Arrivé il y a 15 jours, Moha a reçu de la part du collectif qui assiste le peuple Sahraoui à Bordeaux l’une de ces tentes qui font le bonheur des scouts et des familles en camping pendant l’été. Autour de lui il y a quelques baraques en bois. Ceux qui sont là depuis plus longtemps ont construit des structures plus résistantes. Sur tous les murs on peut lire « W RASD » pour « Vive la République Arabe Démocratique des Sahraouis », le mouvement politique fondé en 1976 par le Front Polisario pour mener la lutte contre l’occupation de l’Espagne et ensuite de la Mauritanie et du Maroc. Aujourd’hui, la Suède est le seul pays européen à reconnaître la RASD. Depuis 1963 le peuple Sahraoui attend l’organisation du référendum qui lui permettrait de déclarer l’indépendance. A cause de la faiblesse des institutions des Nations Unies, qui devraient faire respecter le droit à l’autodétermination des Sahraouis, rien n’a changé depuis l’occupation marocaine, la fameuse « Marche Verte » de 1975. Entre 1982 et 1991, le Maroc a bâti un mur de 2 720 km de long qui divise le Sahara Occidental en deux parties. C’est  un champ de mines, le plus vaste au monde.
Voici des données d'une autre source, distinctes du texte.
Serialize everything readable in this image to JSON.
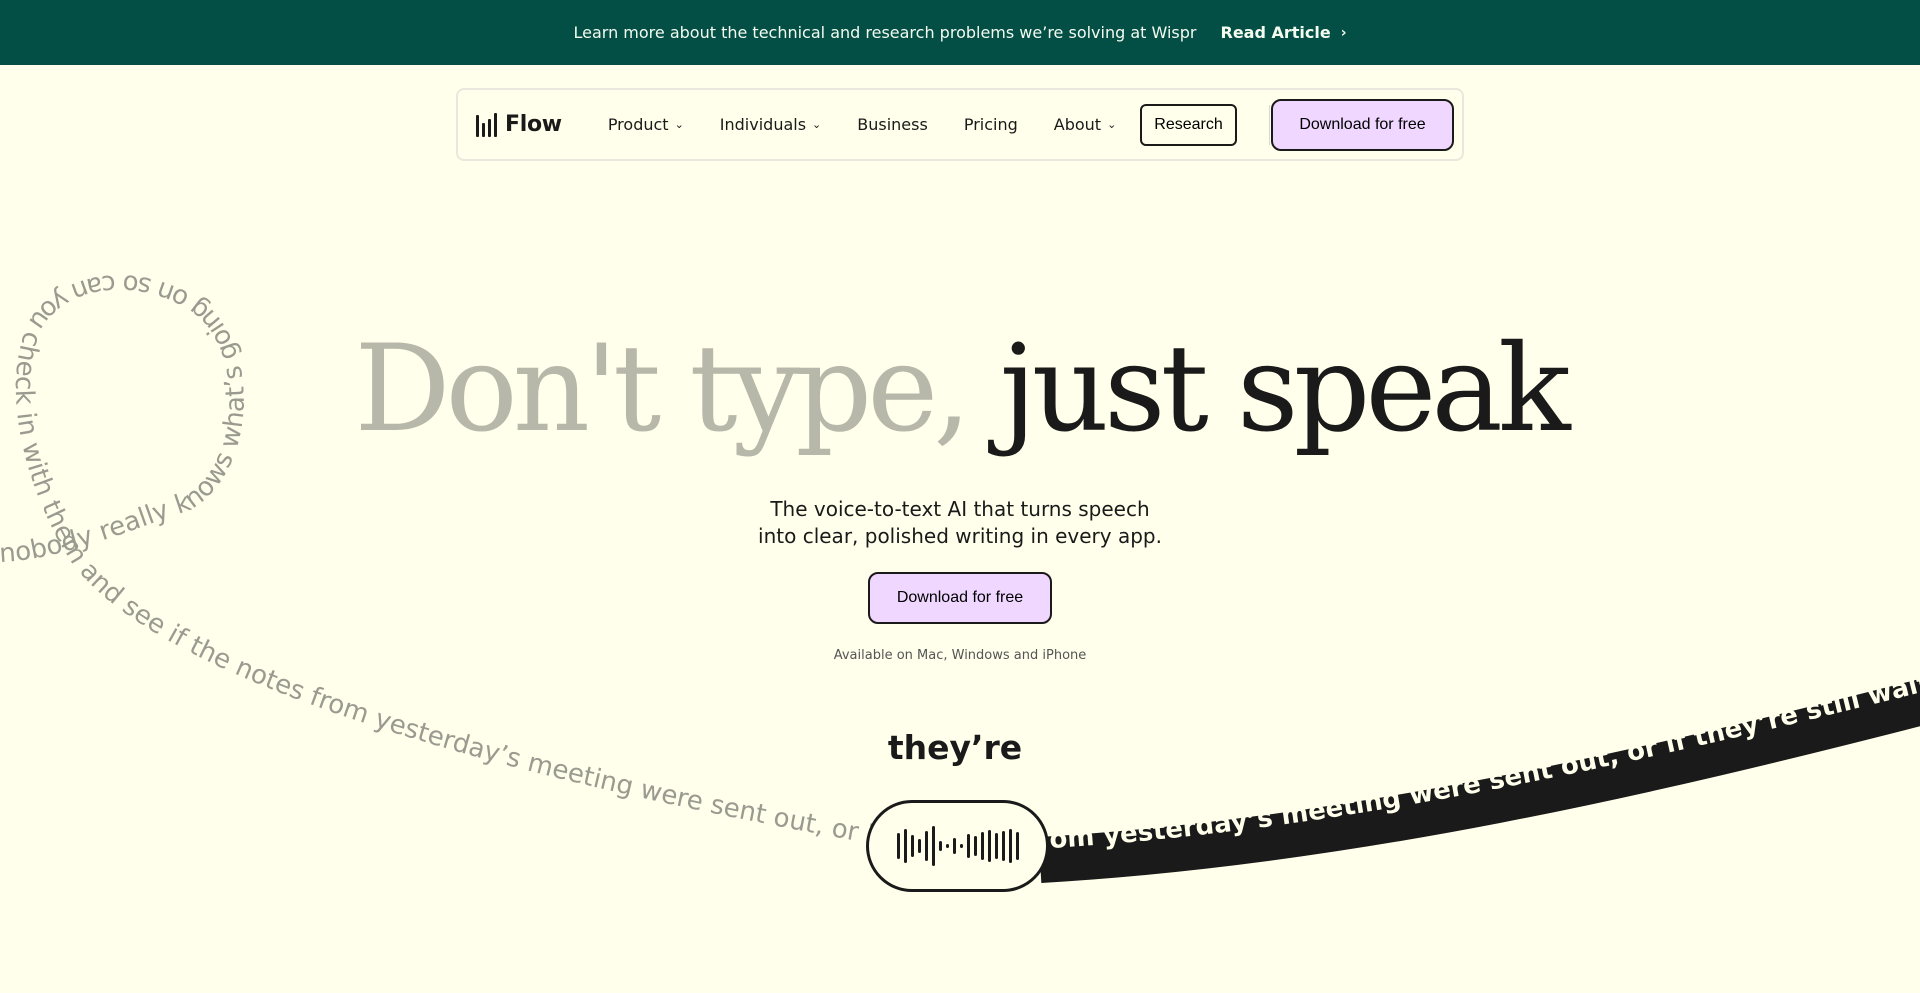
{
  "banner": {
    "text": "Learn more about the technical and research problems we’re solving at Wispr",
    "link_label": "Read Article",
    "link_icon": "chevron-right-icon"
  },
  "nav": {
    "logo_text": "Flow",
    "items": [
      {
        "label": "Product",
        "has_dropdown": true
      },
      {
        "label": "Individuals",
        "has_dropdown": true
      },
      {
        "label": "Business",
        "has_dropdown": false
      },
      {
        "label": "Pricing",
        "has_dropdown": false
      },
      {
        "label": "About",
        "has_dropdown": true
      }
    ],
    "research_label": "Research",
    "download_label": "Download for free"
  },
  "hero": {
    "title_light": "Don't type,",
    "title_dark": "just speak",
    "subtitle_line1": "The voice-to-text AI that turns speech",
    "subtitle_line2": "into clear, polished writing in every app.",
    "download_label": "Download for free",
    "available": "Available on Mac, Windows and iPhone",
    "current_word": "they’re"
  },
  "transcript": {
    "spoken_text": "nobody really knows what’s going on so can you check in with them and see if the notes from yesterday’s meeting were sent out, or if they’r",
    "output_text": "om yesterday’s meeting were sent out, or if they’re still waiting? I thin"
  },
  "colors": {
    "background": "#FFFFEB",
    "banner": "#034F46",
    "accent_button": "#F0D7FF",
    "light_title": "#B8B8AA",
    "ribbon": "#1a1a1a"
  }
}
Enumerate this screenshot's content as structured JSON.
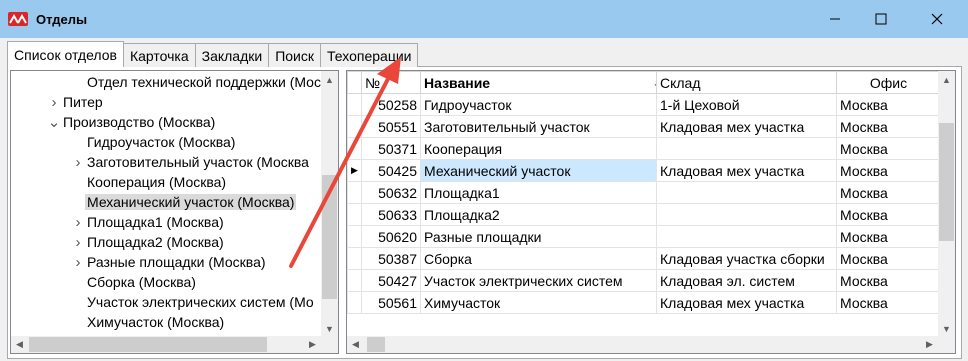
{
  "window": {
    "title": "Отделы"
  },
  "tabs": [
    {
      "label": "Список отделов",
      "active": true
    },
    {
      "label": "Карточка",
      "active": false
    },
    {
      "label": "Закладки",
      "active": false
    },
    {
      "label": "Поиск",
      "active": false
    },
    {
      "label": "Техоперации",
      "active": false
    }
  ],
  "tree": {
    "items": [
      {
        "label": "Отдел технической поддержки (Москва",
        "level": 1,
        "expander": "none",
        "selected": false
      },
      {
        "label": "Питер",
        "level": 0,
        "expander": "collapsed",
        "selected": false
      },
      {
        "label": "Производство (Москва)",
        "level": 0,
        "expander": "expanded",
        "selected": false
      },
      {
        "label": "Гидроучасток (Москва)",
        "level": 1,
        "expander": "none",
        "selected": false
      },
      {
        "label": "Заготовительный участок (Москва",
        "level": 1,
        "expander": "collapsed",
        "selected": false
      },
      {
        "label": "Кооперация (Москва)",
        "level": 1,
        "expander": "none",
        "selected": false
      },
      {
        "label": "Механический участок (Москва)",
        "level": 1,
        "expander": "none",
        "selected": true
      },
      {
        "label": "Площадка1 (Москва)",
        "level": 1,
        "expander": "collapsed",
        "selected": false
      },
      {
        "label": "Площадка2 (Москва)",
        "level": 1,
        "expander": "collapsed",
        "selected": false
      },
      {
        "label": "Разные площадки (Москва)",
        "level": 1,
        "expander": "collapsed",
        "selected": false
      },
      {
        "label": "Сборка (Москва)",
        "level": 1,
        "expander": "none",
        "selected": false
      },
      {
        "label": "Участок электрических систем (Мо",
        "level": 1,
        "expander": "none",
        "selected": false
      },
      {
        "label": "Химучасток (Москва)",
        "level": 1,
        "expander": "none",
        "selected": false
      }
    ]
  },
  "grid": {
    "columns": {
      "num": "№",
      "name": "Название",
      "store": "Склад",
      "office": "Офис"
    },
    "sort_indicator": "↓",
    "rows": [
      {
        "num": "50258",
        "name": "Гидроучасток",
        "store": "1-й Цеховой",
        "office": "Москва",
        "current": false
      },
      {
        "num": "50551",
        "name": "Заготовительный участок",
        "store": "Кладовая мех участка",
        "office": "Москва",
        "current": false
      },
      {
        "num": "50371",
        "name": "Кооперация",
        "store": "",
        "office": "Москва",
        "current": false
      },
      {
        "num": "50425",
        "name": "Механический участок",
        "store": "Кладовая мех участка",
        "office": "Москва",
        "current": true
      },
      {
        "num": "50632",
        "name": "Площадка1",
        "store": "",
        "office": "Москва",
        "current": false
      },
      {
        "num": "50633",
        "name": "Площадка2",
        "store": "",
        "office": "Москва",
        "current": false
      },
      {
        "num": "50620",
        "name": "Разные площадки",
        "store": "",
        "office": "Москва",
        "current": false
      },
      {
        "num": "50387",
        "name": "Сборка",
        "store": "Кладовая участка сборки",
        "office": "Москва",
        "current": false
      },
      {
        "num": "50427",
        "name": "Участок электрических систем",
        "store": "Кладовая эл. систем",
        "office": "Москва",
        "current": false
      },
      {
        "num": "50561",
        "name": "Химучасток",
        "store": "Кладовая мех участка",
        "office": "Москва",
        "current": false
      }
    ]
  },
  "annotation": {
    "color": "#e8473a"
  }
}
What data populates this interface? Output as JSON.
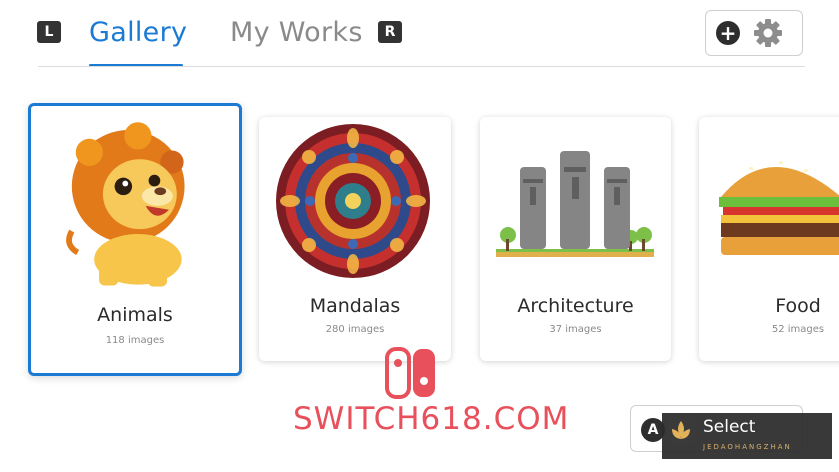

En quête de reconnaissance

A l’occasion de la fête, le hangar principal a été aménagé pour pouvoir accueillir un concert de musique reggae et rock d’un groupe local, suivi d’une lecture de poèmes traditionnels sahraouis et français. Sous une grosse tente rectangulaire, deux artistes jouent les mélodies les plus fameuses du répertoire Sahraoui. Un petit stand permet de goûter des spécialités culinaires d’origine saharienne. Entre deux chansons, les femmes dansent et préparent le thé à la menthe : « le premier verre est amère comme la vie, le second est doux comme l’amour, le troisième est suave comme la mort »

Des peintures murales décorent les murs des hangars. Des hommes bleus, des oiseaux, quelques mots. Ce sont les dessins d’un peuple qui ne perd pas l’espoir. Les danses, les chansons et les poèmes parlent d’une communauté qui veut se faire connaître et qui demande à être reconnue. Une telle profusion artistique dans une usine abandonnée devenue un camp de réfugiés étonne Elena, une jeune étudiante qui ne connaissait pas cette réalité avant de venir ici. Elena et Clémentine y reviendront. Pour apprendre l’espagnol, pour enseigner le français, pour faire ce que la France n’a pas le courage de faire.